Table of Contents Author Guidelines Submit a Manuscript
International Journal of Otolaryngology
Volume 2014 (2014), Article ID 835790, 5 pages
Research Article

Allergic Sensitization to Perennial Allergens in Adults and Children Sensitized to Japanese Cedar or Japanese Cypress Pollen in Japan

1Department of Otolaryngology, Saitama Medical Center, 1981 Kamoda, Kawagoe-shi, Saitama 350-8550, Japan
2Department of Otolaryngology, Tokyo Metropolitan Police Hospital, 4-22-1 Nakano, Nakano-ku, Tokyo 164-8541, Japan

Received 1 November 2013; Revised 13 February 2014; Accepted 13 February 2014; Published 17 March 2014

Academic Editor: Charles Monroe Myer

Copyright © 2014 Masafumi Ohki and Masanobu Shinogami. This is an open access article distributed under the Creative Commons Attribution License, which permits unrestricted use, distribution, and reproduction in any medium, provided the original work is properly cited.

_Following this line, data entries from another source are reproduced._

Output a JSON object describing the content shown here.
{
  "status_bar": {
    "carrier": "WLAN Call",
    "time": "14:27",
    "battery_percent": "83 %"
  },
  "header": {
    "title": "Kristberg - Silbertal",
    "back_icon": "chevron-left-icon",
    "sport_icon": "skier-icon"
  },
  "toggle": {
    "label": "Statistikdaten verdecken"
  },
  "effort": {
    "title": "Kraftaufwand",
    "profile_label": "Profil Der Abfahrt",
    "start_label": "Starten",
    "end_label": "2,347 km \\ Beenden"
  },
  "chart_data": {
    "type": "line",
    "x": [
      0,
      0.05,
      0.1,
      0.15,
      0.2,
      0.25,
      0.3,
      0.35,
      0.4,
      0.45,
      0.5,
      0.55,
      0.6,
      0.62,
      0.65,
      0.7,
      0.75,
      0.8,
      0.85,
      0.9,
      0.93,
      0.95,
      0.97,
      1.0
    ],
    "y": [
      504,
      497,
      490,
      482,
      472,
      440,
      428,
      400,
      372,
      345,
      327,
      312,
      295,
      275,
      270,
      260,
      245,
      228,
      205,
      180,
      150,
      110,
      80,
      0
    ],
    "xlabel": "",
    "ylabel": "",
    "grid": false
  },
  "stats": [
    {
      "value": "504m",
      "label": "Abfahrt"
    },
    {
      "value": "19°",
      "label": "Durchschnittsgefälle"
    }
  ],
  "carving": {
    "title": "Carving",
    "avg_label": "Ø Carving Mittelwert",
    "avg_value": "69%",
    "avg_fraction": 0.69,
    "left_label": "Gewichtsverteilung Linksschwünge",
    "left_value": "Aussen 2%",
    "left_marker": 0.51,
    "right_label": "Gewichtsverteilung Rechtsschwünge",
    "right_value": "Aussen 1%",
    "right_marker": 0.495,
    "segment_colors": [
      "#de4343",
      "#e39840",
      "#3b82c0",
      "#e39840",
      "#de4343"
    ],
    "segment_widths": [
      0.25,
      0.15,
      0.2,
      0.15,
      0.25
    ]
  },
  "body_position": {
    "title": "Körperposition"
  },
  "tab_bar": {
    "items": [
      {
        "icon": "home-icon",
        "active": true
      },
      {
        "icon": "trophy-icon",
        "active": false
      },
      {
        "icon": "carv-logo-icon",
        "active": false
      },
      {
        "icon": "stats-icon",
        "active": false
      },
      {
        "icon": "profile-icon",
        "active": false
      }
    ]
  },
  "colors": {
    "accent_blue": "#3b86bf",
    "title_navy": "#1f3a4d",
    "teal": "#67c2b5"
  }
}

In Japan, seasonal allergic rhinitis in the spring due to exposure to Japanese cedar or Japanese cypress pollen is common. However, the allergic profile for perennial allergens in spring pollinosis remains unclear. Therefore, in this study, we investigated the allergic profiles of 652 patients with rhinitis. Total serum IgE, serum-specific IgE, and blood eosinophil counts were measured. Allergic sensitization, determined by the serum allergen-specific IgE level, did not always correspond with the patient’s symptoms. Only 27% of patients with allergic symptoms in response to spring pollens were sensitized to these allergens alone; 31% of patients were also sensitized to perennial allergens, even without symptoms due to perennial allergens. Total serum IgE and eosinophil cell counts were significantly elevated in patients sensitized to perennial allergens and spring pollens, as compared to patients sensitized only to spring pollens. Most children sensitized to spring pollen (84%) were sensitized to perennial allergens, at a higher rate than adults (49%). Patients sensitized to spring pollens are likely to be latently sensitized to perennial allergens. This is especially true for children and should be monitored closely. Improvement in seasonal allergic conditions, including latent perennial allergy, is important to prevent symptoms that could advance to asthma.